Egypt has a tight fiscal policy space, hence fear of mounting public debt and resulting inflationary pressures on the economy is at the center of a debate around the packages. In addition, the adequacy of the packages to compensate for the negative effects of the crisis is questionable. Nevertheless, the current temporary cut in customs duties and sales taxes on industrial inputs and capital goods may ease the pressure somewhat, and has a faster impact than does government expenditure, such as that on infrastructure, actual disbursements of which may be delayed for practical, administrative, and logistical reasons. Removing or substantially reducing sales taxes (for a preannounced limited period) may also boost domestic demand along with increases in infrastructure. Infrastructure programs should be targeted to alleviate supply bottlenecks, which can include public housing near industrial zones.

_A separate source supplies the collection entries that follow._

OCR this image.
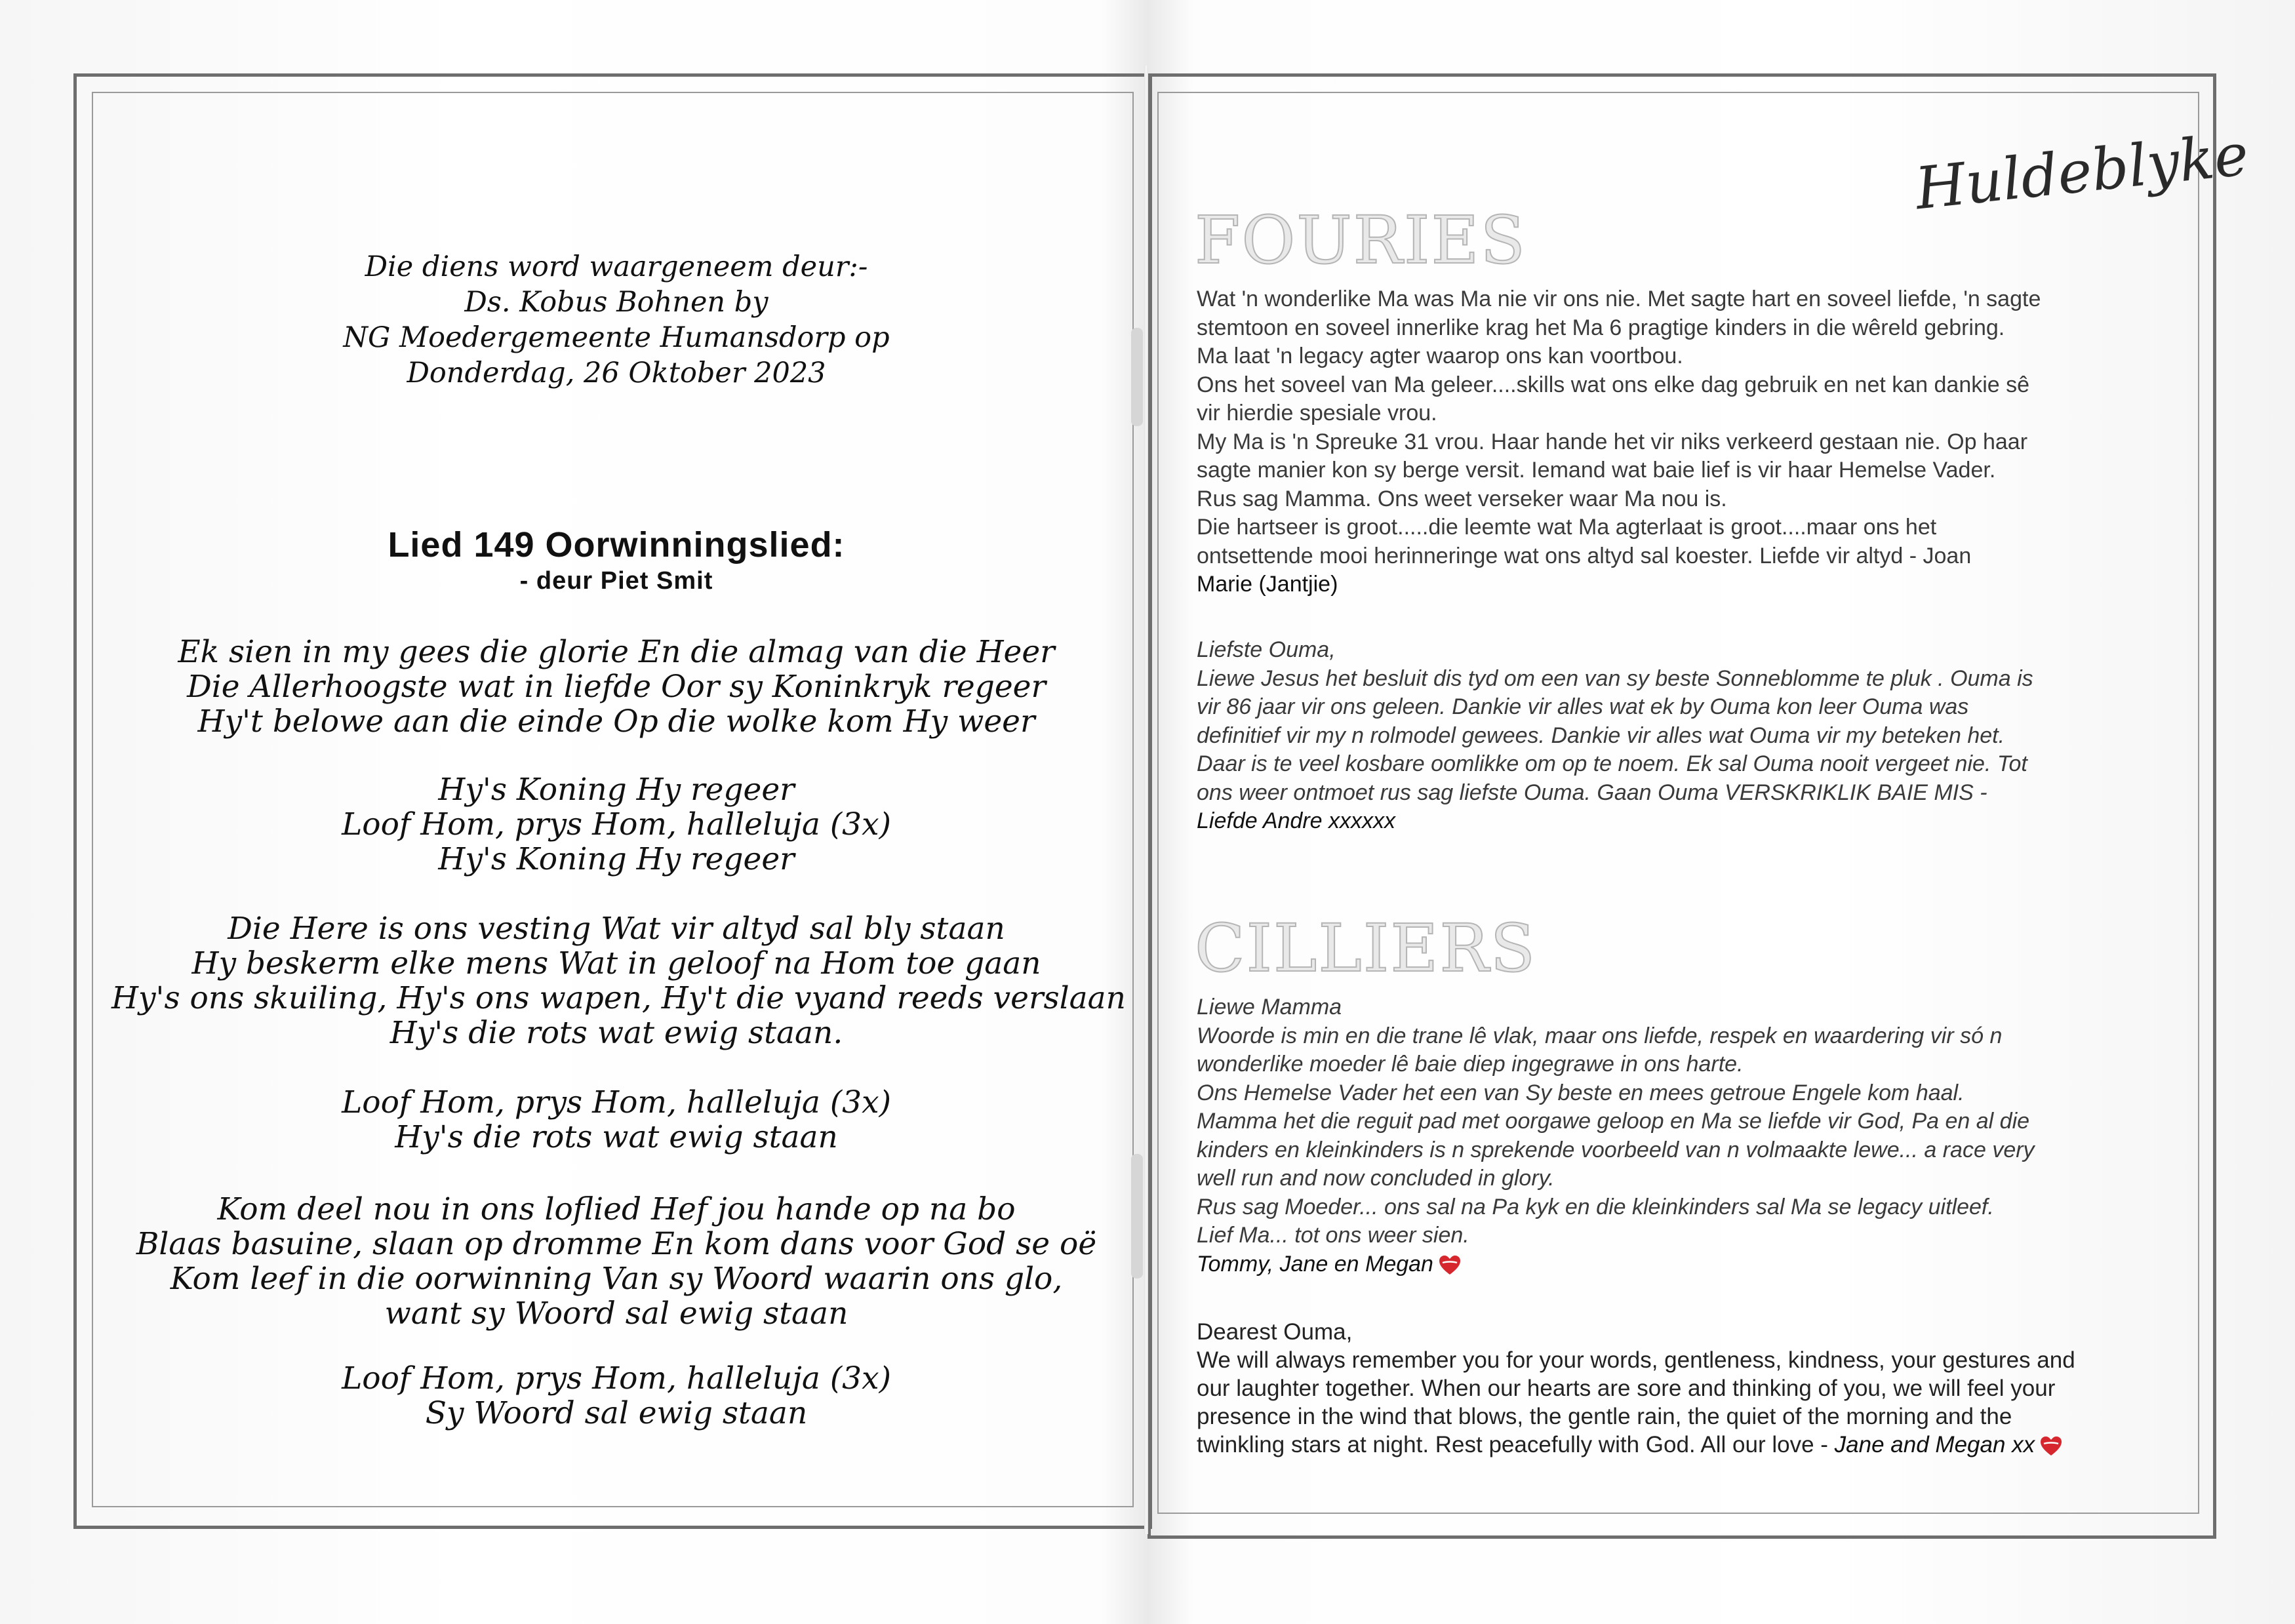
Die diens word waargeneem deur:-
Ds. Kobus Bohnen by
NG Moedergemeente Humansdorp op
Donderdag, 26 Oktober 2023
Lied 149 Oorwinningslied:
- deur Piet Smit
Ek sien in my gees die glorie En die almag van die Heer
Die Allerhoogste wat in liefde Oor sy Koninkryk regeer
Hy't belowe aan die einde Op die wolke kom Hy weer
Hy's Koning Hy regeer
Loof Hom, prys Hom, halleluja (3x)
Hy's Koning Hy regeer
Die Here is ons vesting Wat vir altyd sal bly staan
Hy beskerm elke mens Wat in geloof na Hom toe gaan
Hy's ons skuiling, Hy's ons wapen, Hy't die vyand reeds verslaan
Hy's die rots wat ewig staan.
Loof Hom, prys Hom, halleluja (3x)
Hy's die rots wat ewig staan
Kom deel nou in ons loflied Hef jou hande op na bo
Blaas basuine, slaan op dromme En kom dans voor God se oë
Kom leef in die oorwinning Van sy Woord waarin ons glo,
want sy Woord sal ewig staan
Loof Hom, prys Hom, halleluja (3x)
Sy Woord sal ewig staan
Huldeblyke
FOURIES
Wat 'n wonderlike Ma was Ma nie vir ons nie. Met sagte hart en soveel liefde, 'n sagte
stemtoon en soveel innerlike krag het Ma 6 pragtige kinders in die wêreld gebring.
Ma laat 'n legacy agter waarop ons kan voortbou.
Ons het soveel van Ma geleer....skills wat ons elke dag gebruik en net kan dankie sê
vir hierdie spesiale vrou.
My Ma is 'n Spreuke 31 vrou. Haar hande het vir niks verkeerd gestaan nie. Op haar
sagte manier kon sy berge versit. Iemand wat baie lief is vir haar Hemelse Vader.
Rus sag Mamma. Ons weet verseker waar Ma nou is.
Die hartseer is groot.....die leemte wat Ma agterlaat is groot....maar ons het
ontsettende mooi herinneringe wat ons altyd sal koester. Liefde vir altyd - Joan
Marie (Jantjie)
Liefste Ouma,
Liewe Jesus het besluit dis tyd om een van sy beste Sonneblomme te pluk . Ouma is
vir 86 jaar vir ons geleen. Dankie vir alles wat ek by Ouma kon leer Ouma was
definitief vir my n rolmodel gewees. Dankie vir alles wat Ouma vir my beteken het.
Daar is te veel kosbare oomlikke om op te noem. Ek sal Ouma nooit vergeet nie. Tot
ons weer ontmoet rus sag liefste Ouma. Gaan Ouma VERSKRIKLIK BAIE MIS -
Liefde Andre xxxxxx
CILLIERS
Liewe Mamma
Woorde is min en die trane lê vlak, maar ons liefde, respek en waardering vir só n
wonderlike moeder lê baie diep ingegrawe in ons harte.
Ons Hemelse Vader het een van Sy beste en mees getroue Engele kom haal.
Mamma het die reguit pad met oorgawe geloop en Ma se liefde vir God, Pa en al die
kinders en kleinkinders is n sprekende voorbeeld van n volmaakte lewe... a race very
well run and now concluded in glory.
Rus sag Moeder... ons sal na Pa kyk en die kleinkinders sal Ma se legacy uitleef.
Lief Ma... tot ons weer sien.
Tommy, Jane en Megan
Dearest Ouma,
We will always remember you for your words, gentleness, kindness, your gestures and
our laughter together. When our hearts are sore and thinking of you, we will feel your
presence in the wind that blows, the gentle rain, the quiet of the morning and the
twinkling stars at night. Rest peacefully with God. All our love - Jane and Megan xx
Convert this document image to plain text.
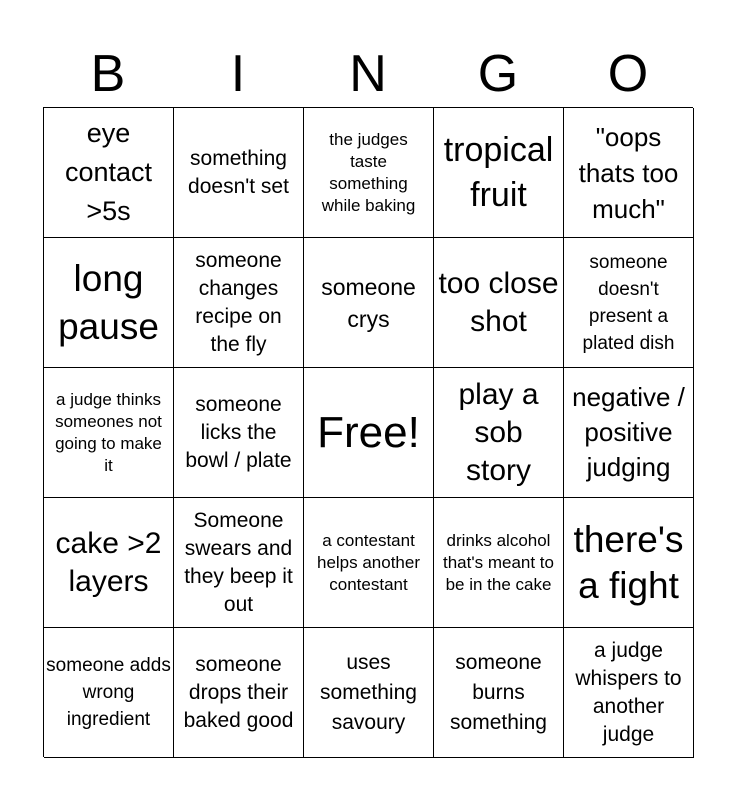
B	I	N	G	O
eye contact >5s
something doesn't set
the judges taste something while baking
tropical fruit
"oops thats too much"
long pause
someone changes recipe on the fly
someone crys
too close shot
someone doesn't present a plated dish
a judge thinks someones not going to make it
someone licks the bowl / plate
Free!
play a sob story
negative / positive judging
cake >2 layers
Someone swears and they beep it out
a contestant helps another contestant
drinks alcohol that's meant to be in the cake
there's a fight
someone adds wrong ingredient
someone drops their baked good
uses something savoury
someone burns something
a judge whispers to another judge
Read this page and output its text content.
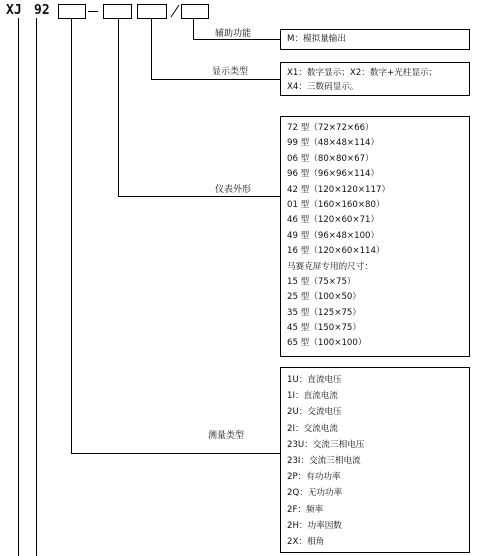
XJ 92
辅助功能	M：模拟量输出
显示类型	X1：数字显示；X2：数字+光柱显示；
X4：三数码显示。
仪表外形
72 型（72×72×66）
99 型（48×48×114）
06 型（80×80×67）
96 型（96×96×114）
42 型（120×120×117）
01 型（160×160×80）
46 型（120×60×71）
49 型（96×48×100）
16 型（120×60×114）
马赛克屏专用的尺寸：
15 型（75×75）
25 型（100×50）
35 型（125×75）
45 型（150×75）
65 型（100×100）
测量类型
1U：直流电压
1I：直流电流
2U：交流电压
2I：交流电流
23U：交流三相电压
23I：交流三相电流
2P：有功功率
2Q：无功功率
2F：频率
2H：功率因数
2X：相角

Efforts to increase the geographical diversity of Egypt’s TC trading partners need to be strengthened by increased competitiveness, resolving implementation problems under the Greater Arab Free Trade Area (GAFTA) and negotiating free trade agreements with new partners. Reviving stalled trade talks with the USA to first relax conditions on TC exporters currently applicable under the QIZ agreement, and second to lobby for better market access for non-QIZ exports, as many of these exports do not benefit from the US Generalized System of Preference (GSP) treatment under US trade rules
There should not be recourse to increased protectionism, but further reductions in tariffs should be implemented gradually. Since the phase-out of the quota system in 2005, Egypt has imposed a number of remedy actions though dealing with the genuine structural problems underlying the industry remains the most sensible policy route. Protectionist measures such as tariffs create a bias against exports by increasing the price of foreign competing products on the domestic market rendering the domestic market relatively more attractive for domestic producers and increases domestic market prices borne by domestic consumers.
Providing conditional and finite incentives
As a cotton producer with a substantial domestic market for final products, one might expect to see a large, competitive industry serving that market. And given that Egyptian cotton is amongst the world's best, a vibrant high-end export sector might also be expected. Unfortunately, neither of these is the case.
Egypt benefitted from the Multi-Fiber Arrangement (MFA). The country’s exports were not close to its quota limits, gaining from the fact that more competitive countries like China, Bangladesh, Vietnam, and even Turkey were constrained. With the tariff reductions required by Egypt's membership to the World Trade Organization (WTO), Egyptian producers are unable to compete with lower cost overseas producers, especially those in China, losing market share at home, and would have done so abroad were it not for continued preferential treatment, notably under the European-Mediterranean Partnership agreement entering into force in 2004 and the Qualified Industrial Zones (QIZ) arrangement with the USA and Israel, which came into force in 2005—nearly three-quarters of TC exports fall under these agreements. In spite of the fact that Egypt also benefitted from both the USA and EU applying safeguard quotas on China since 2006 (on 34 categories in the case of the US and 10 in the EU case since 2006)
There are four pillars of a strategy for the sector in order to capture further value added at home.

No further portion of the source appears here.